経済発展を続けるベトナムにおいても、FA(生産・製造工程の自働化)が進んでおり、それに伴い産業用ロボットの普及も近年加速しています。

産業用ロボットが普及すれば、ベトナム製造業の課題である、現地の優良な部品サプライヤー不足が解消に向かい、ベトナムにおける製造業全体の生産性向上にも寄与すると考えられます。

こちらの記事でベトナムサプライヤーについてまとめています。

 

そんなベトナムにおける産業用ロボットの普及とその将来性について考察します。

 

ベトナム 産業用ロボット市場の現在

まずはアジア市場に目を向けると、産業用ロボット市場は長らく日本の独壇場で、その販売台数も日本が群を抜いてトップでありました。

特に1995年ごろから急速に産業用ロボットが普及し始め、国内稼働台数が40万台近くになり、その後も30万台以上の産業用ロボットが日本国内で稼働し続けています。

次いでアジアで産業用ロボットが普及しているのが中国で、これは2000年代に入って中国に進出している日本の製造メーカー各社が中国工場においても、FA化を推し進めた結果とも言えるでしょう。

ではベトナムの方に考察を戻すと、2010年代に入ってもベトナムでは大きく産業用ロボットが普及するには至っていません。

しかし、2017年度に目を向けると、国際ロボット連盟(IFR)の発表で、ベトナム国内での産業用ロボット販売台数が約8,000台となり、急速にその市場は拡大しています。

日本のトップメーカーである

安川電機  http://www.yaskawavietnam.vn  

ファナックhttps://www.fanuc.co.jp/ja/service/asia/vietnam.html

などもベトナムに進出し、産業用ロボット販売に乗り出しています。

 

ベトナムにおける産業用ロボット普及への課題

当然産業用ロボットを生産工程に導入するという事は、FA化の技術者が必要になってくる訳で、手先の器用なベトナム人ワーカーを、次のステップとして製造工程を管理できる人材へと育成しなければなりません。

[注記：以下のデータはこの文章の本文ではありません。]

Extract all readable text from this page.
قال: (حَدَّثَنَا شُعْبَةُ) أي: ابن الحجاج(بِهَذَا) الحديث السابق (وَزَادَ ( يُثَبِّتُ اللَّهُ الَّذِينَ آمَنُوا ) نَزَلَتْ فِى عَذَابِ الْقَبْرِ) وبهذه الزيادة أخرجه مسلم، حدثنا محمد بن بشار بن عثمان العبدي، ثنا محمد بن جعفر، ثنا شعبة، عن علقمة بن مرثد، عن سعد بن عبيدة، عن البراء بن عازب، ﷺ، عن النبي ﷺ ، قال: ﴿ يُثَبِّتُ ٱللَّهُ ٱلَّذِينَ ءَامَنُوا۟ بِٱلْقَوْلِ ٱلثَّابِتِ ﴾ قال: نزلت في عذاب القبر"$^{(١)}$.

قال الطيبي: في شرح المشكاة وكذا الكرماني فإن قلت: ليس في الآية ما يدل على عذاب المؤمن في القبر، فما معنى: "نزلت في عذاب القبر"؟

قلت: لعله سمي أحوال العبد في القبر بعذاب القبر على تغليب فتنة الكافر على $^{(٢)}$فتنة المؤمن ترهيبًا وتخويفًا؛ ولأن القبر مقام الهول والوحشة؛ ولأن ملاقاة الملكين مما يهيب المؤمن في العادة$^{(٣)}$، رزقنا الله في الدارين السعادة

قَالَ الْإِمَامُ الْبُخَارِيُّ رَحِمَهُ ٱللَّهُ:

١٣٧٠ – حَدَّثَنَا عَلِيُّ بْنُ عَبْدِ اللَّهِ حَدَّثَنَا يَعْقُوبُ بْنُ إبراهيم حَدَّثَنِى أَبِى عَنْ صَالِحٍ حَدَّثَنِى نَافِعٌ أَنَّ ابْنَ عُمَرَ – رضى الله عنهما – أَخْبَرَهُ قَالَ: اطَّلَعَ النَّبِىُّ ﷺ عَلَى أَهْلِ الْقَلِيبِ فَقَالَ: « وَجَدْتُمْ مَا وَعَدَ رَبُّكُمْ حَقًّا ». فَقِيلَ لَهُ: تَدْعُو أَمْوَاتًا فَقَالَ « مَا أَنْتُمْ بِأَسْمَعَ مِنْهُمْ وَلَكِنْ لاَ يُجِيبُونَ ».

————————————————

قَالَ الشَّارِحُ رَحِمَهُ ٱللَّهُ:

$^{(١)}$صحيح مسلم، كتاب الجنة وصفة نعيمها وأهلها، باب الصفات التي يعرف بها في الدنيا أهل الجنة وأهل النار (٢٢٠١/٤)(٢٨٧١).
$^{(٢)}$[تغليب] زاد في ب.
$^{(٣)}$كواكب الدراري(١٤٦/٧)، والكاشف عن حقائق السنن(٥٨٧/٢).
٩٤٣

ましてや、現地ベトナム企業が産業用ロボット導入するに当たっては資金力や技術者の育成、メンテナンス・アフターサービスなど課題は山積しており、産業用ロボットを導入したは良いが、想定したほどの生産性の向上に結びつかなかったという事例も耳にした事があります。

要は、産業用ロボット導入に際しての、生産設計や治工具作成・工程設計・予防保全やアフターケアまで、幅広く生産現場の効率化に向けてのコストをかける事ができるかどうかが重点課題となります。

 

ベトナム 産業用ロボット市場の将来性

ベトナムへ進出する製造メーカーの増加により、生産工程の効率化による生産性向上による差別化が進む事が予想されます。

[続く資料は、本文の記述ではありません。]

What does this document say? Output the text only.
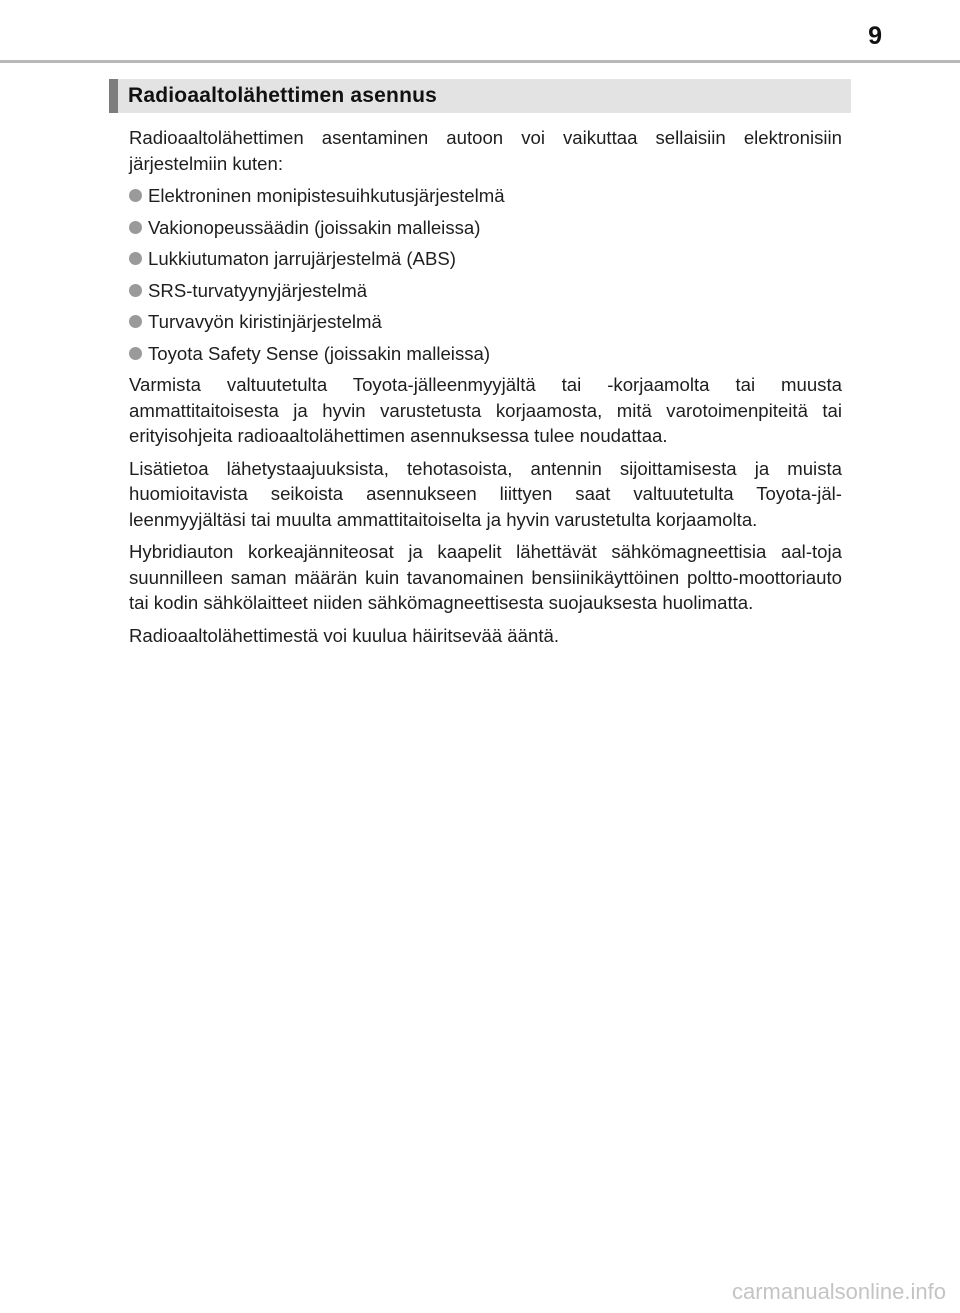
9
Radioaaltolähettimen asennus

Radioaaltolähettimen asentaminen autoon voi vaikuttaa sellaisiin elektronisiin järjestelmiin kuten:

Elektroninen monipistesuihkutusjärjestelmä
Vakionopeussäädin (joissakin malleissa)
Lukkiutumaton jarrujärjestelmä (ABS)
SRS-turvatyynyjärjestelmä
Turvavyön kiristinjärjestelmä
Toyota Safety Sense (joissakin malleissa)

Varmista valtuutetulta Toyota-jälleenmyyjältä tai -korjaamolta tai muusta ammattitaitoisesta ja hyvin varustetusta korjaamosta, mitä varotoimenpiteitä tai erityisohjeita radioaaltolähettimen asennuksessa tulee noudattaa.

Lisätietoa lähetystaajuuksista, tehotasoista, antennin sijoittamisesta ja muista huomioitavista seikoista asennukseen liittyen saat valtuutetulta Toyota-jäl-leenmyyjältäsi tai muulta ammattitaitoiselta ja hyvin varustetulta korjaamolta.

Hybridiauton korkeajänniteosat ja kaapelit lähettävät sähkömagneettisia aal-toja suunnilleen saman määrän kuin tavanomainen bensiinikäyttöinen poltto-moottoriauto tai kodin sähkölaitteet niiden sähkömagneettisesta suojauksesta huolimatta.

Radioaaltolähettimestä voi kuulua häiritsevää ääntä.

carmanualsonline.info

生産工程のFA化がより推し進められるようになるのは必死で、低賃金ワーカーの雇用によるコストメリットを活かした単純労働・大量生産のビジネスモデルは世界的に見ても行き詰まるのは目に見えています。

 

これからはFA化にIOTを基軸とするインダストリー4.0が工場の生産システムに革命を起こすことが予想されます。

マンパワーに頼っていた、工程管理・品質管理・治工具管理や人員管理が各生産ラインのマシンをIOTで繋げる事により、リアルタイム情報の共有や、工程の最適化・治工具消耗管理の最適化並びに加工条件などのマシン設定の数値化・エビデンスの記録による統計的品質管理のオート化が実現する事になります。

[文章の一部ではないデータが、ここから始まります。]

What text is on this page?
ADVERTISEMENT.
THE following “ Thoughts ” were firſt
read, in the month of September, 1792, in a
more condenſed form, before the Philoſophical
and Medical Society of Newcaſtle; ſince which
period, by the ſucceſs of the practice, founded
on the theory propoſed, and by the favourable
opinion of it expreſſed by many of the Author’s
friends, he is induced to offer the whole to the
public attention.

それを実現するには産業用ロボットなどのオートメーション設備の導入が必須となるので、10年・20年の中長期スパンで見れば、ベトナムにおいても産業用ロボット市場の未来は明るいと断言します。

 

まとめ

ベトナムに産業用ロボットが広く普及するのはまだ先の話ではありますが、間違いなく潜在的な市場規模は大きいです。

ベトナムの製造業の裾野の広がりは、必ず中長期でプラスとなるので、ベトナム現地の部品メーカーなどが積極的に産業用ロボットを導入し、FA化を推し進め、生産性のさらなる向上を実現してもらいたいものですね。